Car dans cette Union européenne devenue celle des lobbys et des multinationales, dans cette Europe où la démocratie n’existe pas, dans cette Europe où partout sont mis en cause les services publics et les droits sociaux, du Nord au Sud, de l’Est à l’Ouest, les peuples sont indifférenciés et subissent tous avec une égale violence les politiques régressives de la Commission européenne. Le symbole aussi d’un appel lancé depuis Lisbonne où nous avons par cet acte réparé l’affront du Traité de Lisbonne.
Oui, les symboles sont importants et sans doute expliquent-ils aussi l’émotion qui s’est emparée de nous tous au moment de la signature du manifeste. Ce manifeste est la concrétisation de mois, d’années de travail en commun pour œuvrer en faveur d’une Union européenne tournée vers les aspirations populaires, et de tant de combats menés déjà ensemble, comme autour du plan B, pour que les intérêts de nos peuples respectifs ne soient pas sacrifiés par la Commission européenne sur l’autel d’une Europe ultra-libérale, d’une Europe ordo-libérale pensée à Berlin, qui a fini par soumettre l’ensemble des politiques européennes aux nécessités et bénéfices d’une seule économie.

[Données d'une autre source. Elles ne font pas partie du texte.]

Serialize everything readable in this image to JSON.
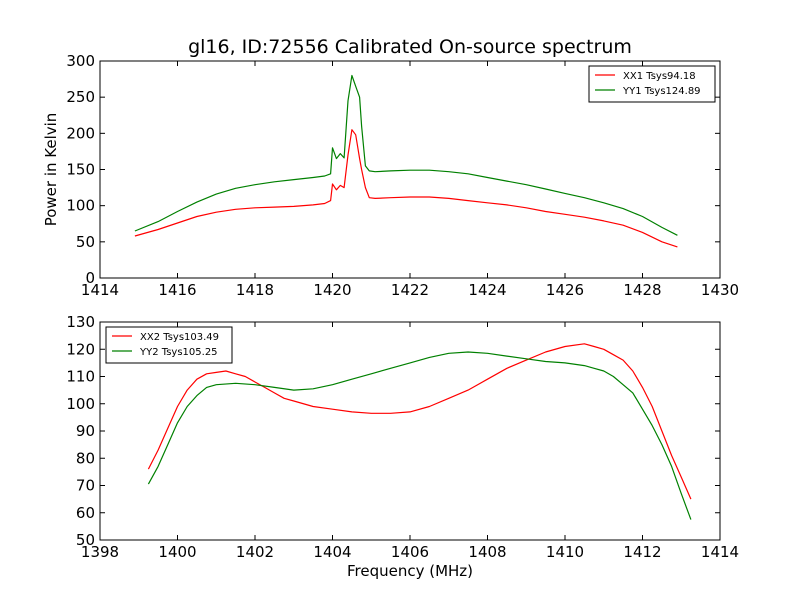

Bien sûr, on n’arrive pas à ce résultat sans efforts, car chacun de nos pays à sa singularité ; chacun de nos mouvements est confronté à une situation nationale particulière ; mais chacun pourra noter à la lecture de la déclaration, que nous retrouvons la totalité de nos marqueurs dans notre engagement européen respectueux de la souveraineté des peuples.
J’ai la conviction que la création de ce mouvement européen s’inscrit dans l’histoire des forces progressistes en Europe et que d’évidence il y aura désormais un avant et un après 12 avril 2018. C’est un moment charnière qui correspond à un dépassement. Une étape a été franchie. Dans les jours et semaines qui viennent, chacun pourra voir sa portée, son effet déclencheur de nouvelles initiatives et son élargissement. Dans la bataille qui s’annonce pour les européennes, pour une campagne qui sera aussi européenne car nous croyons dans la solidarité des luttes, ce mouvement, puissant, trouvera toute sa place.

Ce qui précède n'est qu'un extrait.